The results are shown below in the table below:
Model | Architecture | Train Accuracy | Test Accuracy |
---|---|---|---|
Model_1 | 1D Convolutional Neural Network (Conv1D) | 0.906699 | 0.819905 |
Model_2 | Long Short-Term Memory Network (LSTM) | 0.943485 | 0.827804 |
Model_3 | Gated Recurrent Unit (GRU) | 0.944116 | 0.841759 |
Model_4 | Bidirectional LSTM | 0.942513 | 0.844392 |
Model_5 | Pretrained Embeddings (Universal Sentence Encoder + Dense) | 0.746240 | 0.664560 |
Overall, Models 2, 3, and 4 demonstrated strong performance with good generalization capabilities, while Model 5 underperformed, indicating that solely relying on pre-trained embeddings without adequate fine-tuning may not capture the specific contextual details required for this sentiment analysis task.
Sample Predictions
A few sample predictions made by the sentiment analysis model have been presented to understand the model performance. The table below showcases the original tweets, the true sentiment labels, and the predicted sentiment labels.

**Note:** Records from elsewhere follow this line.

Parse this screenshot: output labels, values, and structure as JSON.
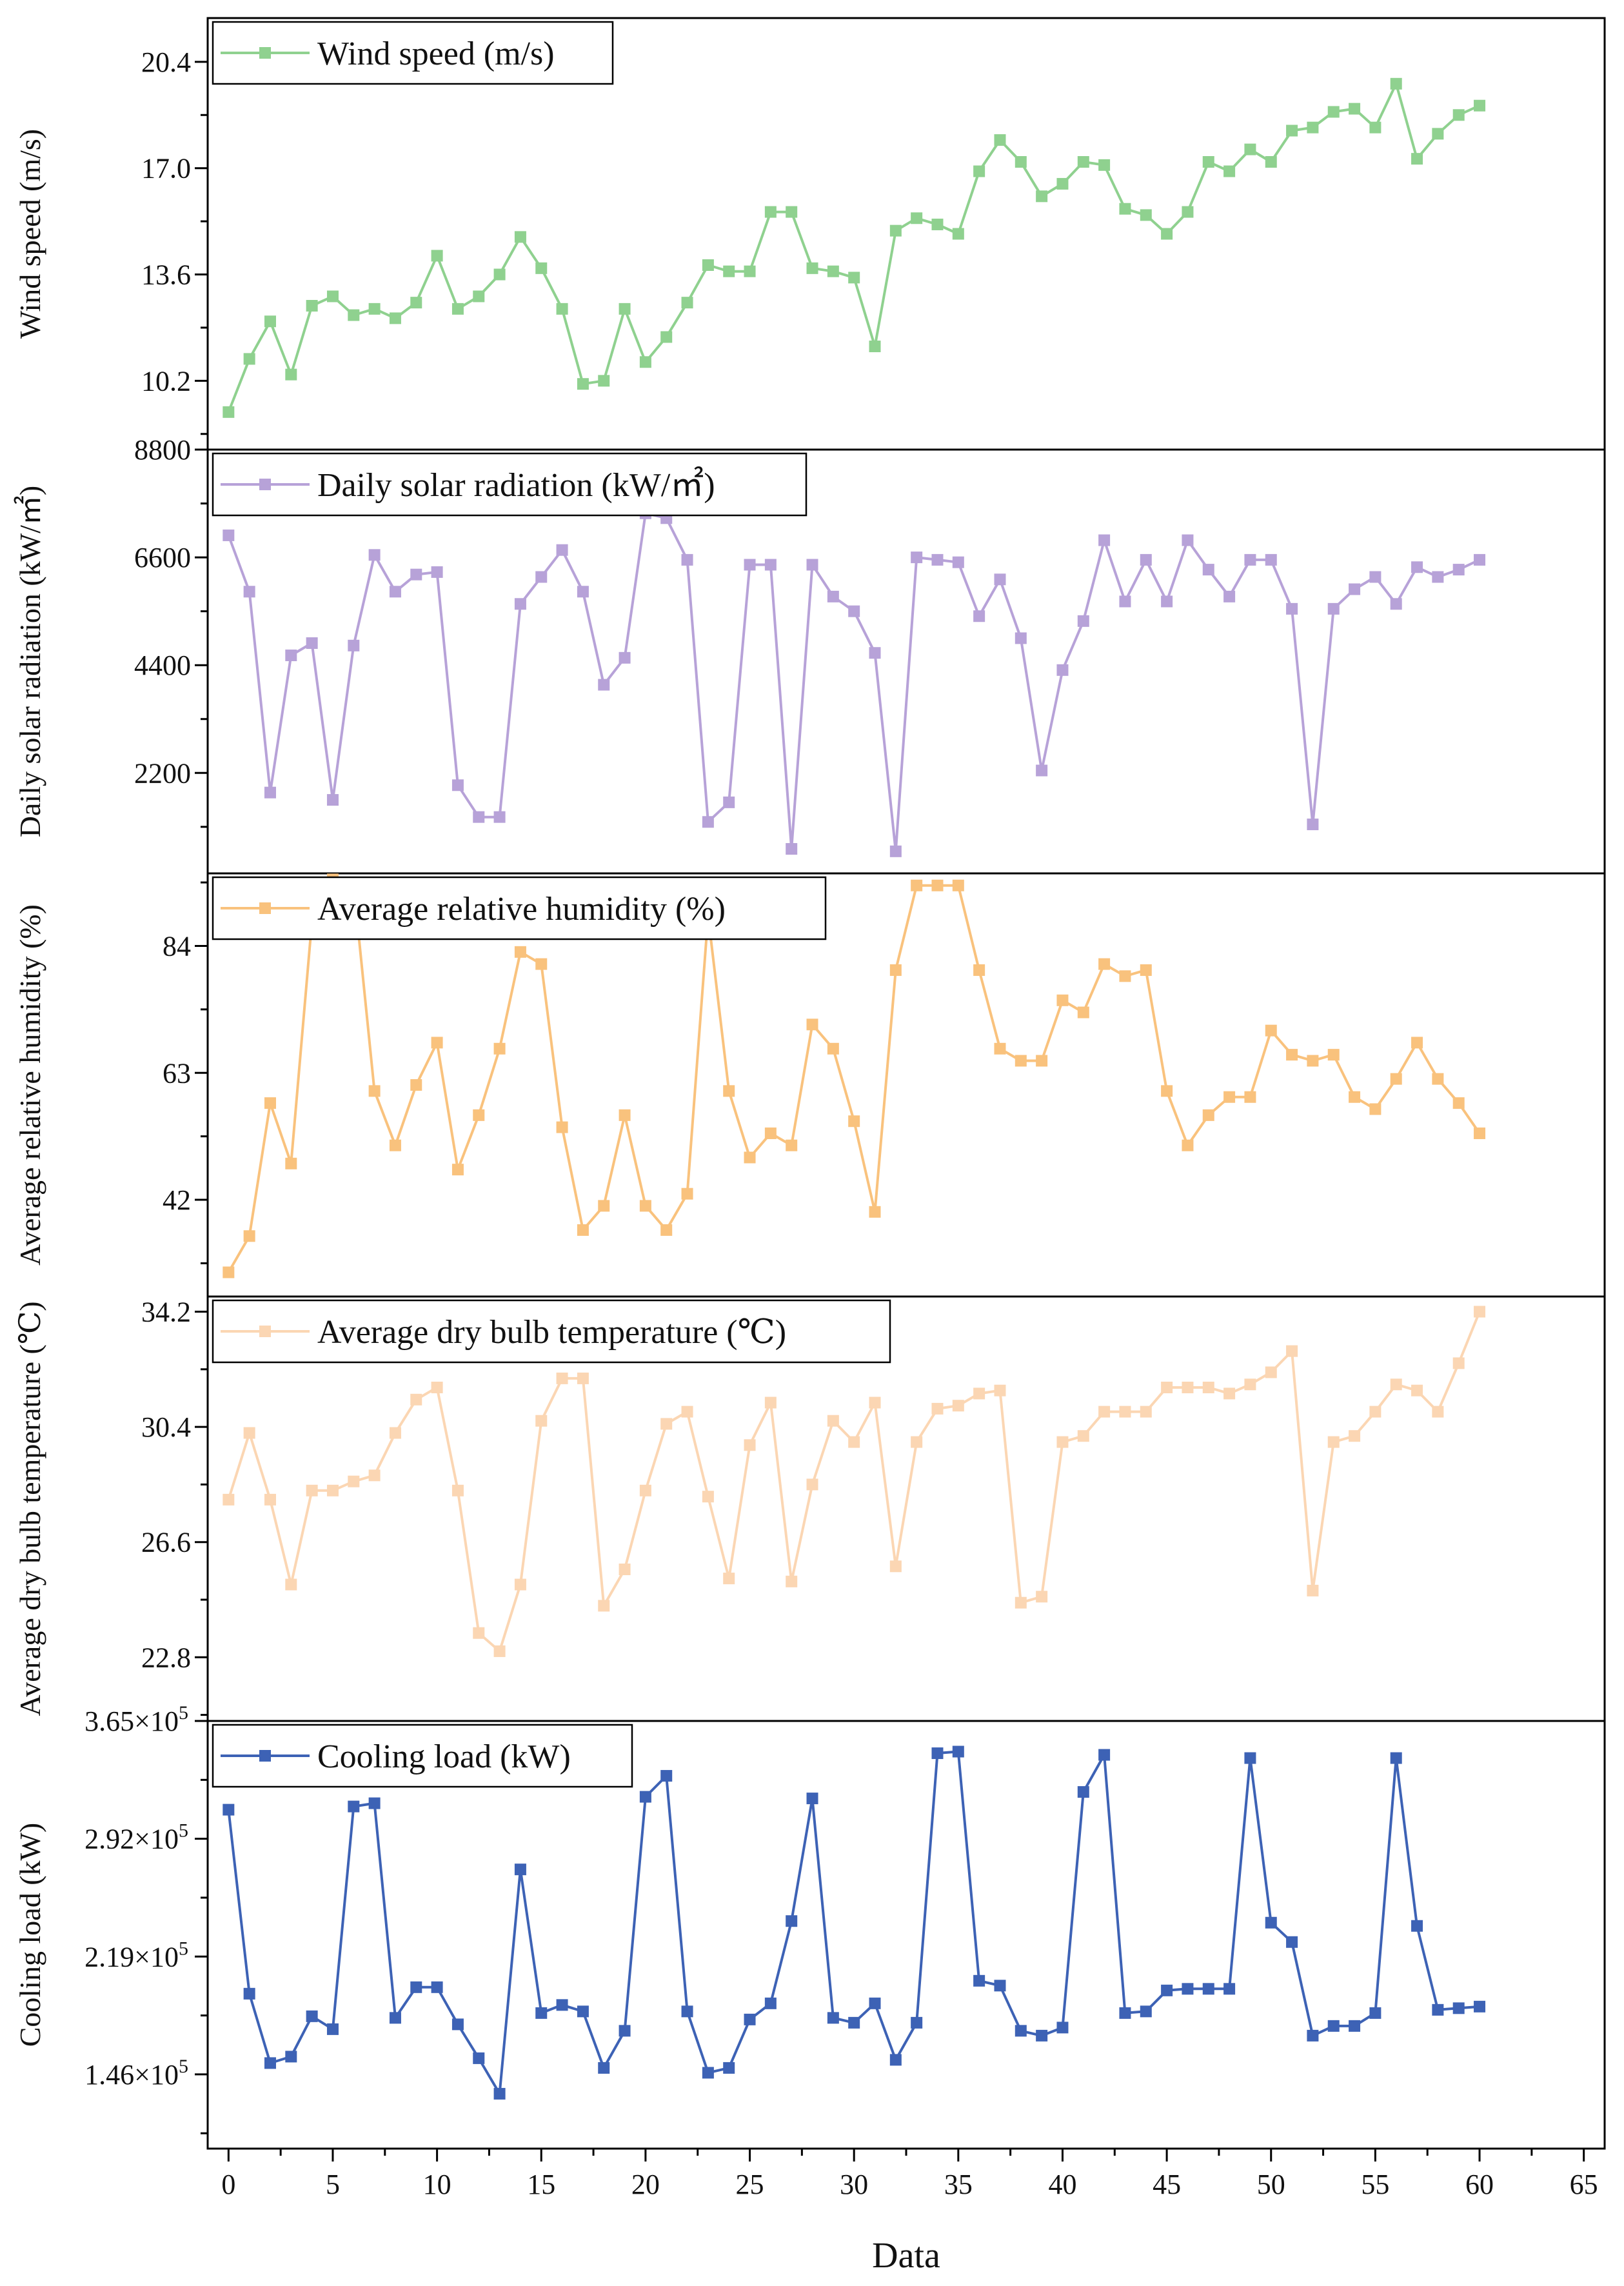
{
  "chart_data": {
    "type": "line",
    "xlabel": "Data",
    "x": [
      0,
      1,
      2,
      3,
      4,
      5,
      6,
      7,
      8,
      9,
      10,
      11,
      12,
      13,
      14,
      15,
      16,
      17,
      18,
      19,
      20,
      21,
      22,
      23,
      24,
      25,
      26,
      27,
      28,
      29,
      30,
      31,
      32,
      33,
      34,
      35,
      36,
      37,
      38,
      39,
      40,
      41,
      42,
      43,
      44,
      45,
      46,
      47,
      48,
      49,
      50,
      51,
      52,
      53,
      54,
      55,
      56,
      57,
      58,
      59,
      60
    ],
    "xlim": [
      -1,
      66
    ],
    "xticks": [
      0,
      5,
      10,
      15,
      20,
      25,
      30,
      35,
      40,
      45,
      50,
      55,
      60,
      65
    ],
    "panels": [
      {
        "id": "wind",
        "legend": "Wind speed (m/s)",
        "ylabel": "Wind speed (m/s)",
        "color": "#8fd18f",
        "ylim": [
          8.0,
          21.8
        ],
        "yticks": [
          10.2,
          13.6,
          17.0,
          20.4
        ],
        "ytick_labels": [
          "10.2",
          "13.6",
          "17.0",
          "20.4"
        ],
        "values": [
          9.2,
          10.9,
          12.1,
          10.4,
          12.6,
          12.9,
          12.3,
          12.5,
          12.2,
          12.7,
          14.2,
          12.5,
          12.9,
          13.6,
          14.8,
          13.8,
          12.5,
          10.1,
          10.2,
          12.5,
          10.8,
          11.6,
          12.7,
          13.9,
          13.7,
          13.7,
          15.6,
          15.6,
          13.8,
          13.7,
          13.5,
          11.3,
          15.0,
          15.4,
          15.2,
          14.9,
          16.9,
          17.9,
          17.2,
          16.1,
          16.5,
          17.2,
          17.1,
          15.7,
          15.5,
          14.9,
          15.6,
          17.2,
          16.9,
          17.6,
          17.2,
          18.2,
          18.3,
          18.8,
          18.9,
          18.3,
          19.7,
          17.3,
          18.1,
          18.7,
          19.0
        ]
      },
      {
        "id": "solar",
        "legend": "Daily solar radiation (kW/㎡)",
        "ylabel": "Daily solar radiation (kW/㎡)",
        "color": "#b7a2d8",
        "ylim": [
          150,
          8800
        ],
        "yticks": [
          2200,
          4400,
          6600,
          8800
        ],
        "ytick_labels": [
          "2200",
          "4400",
          "6600",
          "8800"
        ],
        "values": [
          7050,
          5900,
          1800,
          4600,
          4850,
          1650,
          4800,
          6650,
          5900,
          6250,
          6300,
          1950,
          1300,
          1300,
          5650,
          6200,
          6750,
          5900,
          4000,
          4550,
          7500,
          7400,
          6550,
          1200,
          1600,
          6450,
          6450,
          650,
          6450,
          5800,
          5500,
          4650,
          600,
          6600,
          6550,
          6500,
          5400,
          6150,
          4950,
          2250,
          4300,
          5300,
          6950,
          5700,
          6550,
          5700,
          6950,
          6350,
          5800,
          6550,
          6550,
          5550,
          1150,
          5550,
          5950,
          6200,
          5650,
          6400,
          6200,
          6350,
          6550
        ]
      },
      {
        "id": "humidity",
        "legend": "Average relative humidity (%)",
        "ylabel": "Average relative humidity (%)",
        "color": "#f9c27d",
        "ylim": [
          26,
          96
        ],
        "yticks": [
          42,
          63,
          84
        ],
        "ytick_labels": [
          "42",
          "63",
          "84"
        ],
        "values": [
          30,
          36,
          58,
          48,
          88,
          95,
          94,
          60,
          51,
          61,
          68,
          47,
          56,
          67,
          83,
          81,
          54,
          37,
          41,
          56,
          41,
          37,
          43,
          89,
          60,
          49,
          53,
          51,
          71,
          67,
          55,
          40,
          80,
          94,
          94,
          94,
          80,
          67,
          65,
          65,
          75,
          73,
          81,
          79,
          80,
          60,
          51,
          56,
          59,
          59,
          70,
          66,
          65,
          66,
          59,
          57,
          62,
          68,
          62,
          58,
          53
        ]
      },
      {
        "id": "temperature",
        "legend": "Average dry bulb temperature (℃)",
        "ylabel": "Average dry bulb temperature (℃)",
        "color": "#fbd6b3",
        "ylim": [
          20.7,
          34.7
        ],
        "yticks": [
          22.8,
          26.6,
          30.4,
          34.2
        ],
        "ytick_labels": [
          "22.8",
          "26.6",
          "30.4",
          "34.2"
        ],
        "values": [
          28.0,
          30.2,
          28.0,
          25.2,
          28.3,
          28.3,
          28.6,
          28.8,
          30.2,
          31.3,
          31.7,
          28.3,
          23.6,
          23.0,
          25.2,
          30.6,
          32.0,
          32.0,
          24.5,
          25.7,
          28.3,
          30.5,
          30.9,
          28.1,
          25.4,
          29.8,
          31.2,
          25.3,
          28.5,
          30.6,
          29.9,
          31.2,
          25.8,
          29.9,
          31.0,
          31.1,
          31.5,
          31.6,
          24.6,
          24.8,
          29.9,
          30.1,
          30.9,
          30.9,
          30.9,
          31.7,
          31.7,
          31.7,
          31.5,
          31.8,
          32.2,
          32.9,
          25.0,
          29.9,
          30.1,
          30.9,
          31.8,
          31.6,
          30.9,
          32.5,
          34.2
        ]
      },
      {
        "id": "cooling",
        "legend": "Cooling load (kW)",
        "ylabel": "Cooling load (kW)",
        "color": "#3d62b5",
        "ylim": [
          100000,
          365000
        ],
        "yticks": [
          146000,
          219000,
          292000,
          365000
        ],
        "ytick_labels": [
          [
            "1.46",
            "5"
          ],
          [
            "2.19",
            "5"
          ],
          [
            "2.92",
            "5"
          ],
          [
            "3.65",
            "5"
          ]
        ],
        "ytick_base": "×10",
        "values": [
          310000,
          196000,
          153000,
          157000,
          182000,
          174000,
          312000,
          314000,
          181000,
          200000,
          200000,
          177000,
          156000,
          134000,
          273000,
          184000,
          189000,
          185000,
          150000,
          173000,
          318000,
          331000,
          185000,
          147000,
          150000,
          180000,
          190000,
          241000,
          317000,
          181000,
          178000,
          190000,
          155000,
          178000,
          345000,
          346000,
          204000,
          201000,
          173000,
          170000,
          175000,
          321000,
          344000,
          184000,
          185000,
          198000,
          199000,
          199000,
          199000,
          342000,
          240000,
          228000,
          170000,
          176000,
          176000,
          184000,
          342000,
          238000,
          186000,
          187000,
          188000
        ]
      }
    ]
  }
}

Tweet | True Sentiment | Predicted Sentiment |
---|---|---|
I have summarized the most important points from the paper in this thread [WEBSITE] | Positive | Negative |
Breaking New Jersey officials urge residents to stock up for a two week coronavirus quarantine Just in case COVID [WEBSITE] | Neutral | Negative |
Another day another supermarket shelf cleared out of toilet paper Covid Coles Wendouree [WEBSITE] | Positive | Negative |
So started this weight loss challenge work however with every grocery store ransacked I don’t think I’ll have a problem losing weight thanks Covid | Negative | Negative |
Coronavirus be like the end of the world Especially at the grocery store [omy] TwitterOfTime COVID KeepSafeEveryone pleaselike | Positive | Negative |
Just going to leave this one here Full story at [WEBSITE] [WEBSITE] | Negative | Negative |
The sample predictions reveal that the model accurately identifies negative sentiments but often misclassifies positive and neutral sentiments as negative. This could be due to certain phrases or tones that the model interprets incorrectly. Additionally, some tweets may have been mislabeled, such as the first one, which appears to be more neutral than positive. These ambiguities highlight the model’s limitations in distinguishing between subtle sentiment variations, suggesting a need for further refinement in context understanding and sentiment differentiation.
Suggested Improvements
To enhance the performance of the sentiment analysis model and address the identified limitations, the following three improvements are recommended:
-
Fine-Tuning Pretrained Models: The pretrained Universal Sentence Encoder underperformed due to lack of fine-tuning. By fine-tuning the encoder on the specific Covid-19 tweet dataset, the model can better adapt to the nuances and context of these tweets, improving its ability to correctly classify sentiments.
-
Advanced Preprocessing: Enhance text preprocessing by incorporating more sophisticated techniques. This includes handling negations, correcting spelling errors, and considering the semantic context of words. These improvements can help the model better understand the true sentiment of the text, reducing misclassifications.
-
Transformer Models: Explore advanced transformer-based models like BERT, RoBERTa, or GPT-3, which have demonstrated state-of-the-art performance in various NLP tasks. These models can capture the context and sentiment in complex sentences more effectively, leading to improved classification accuracy.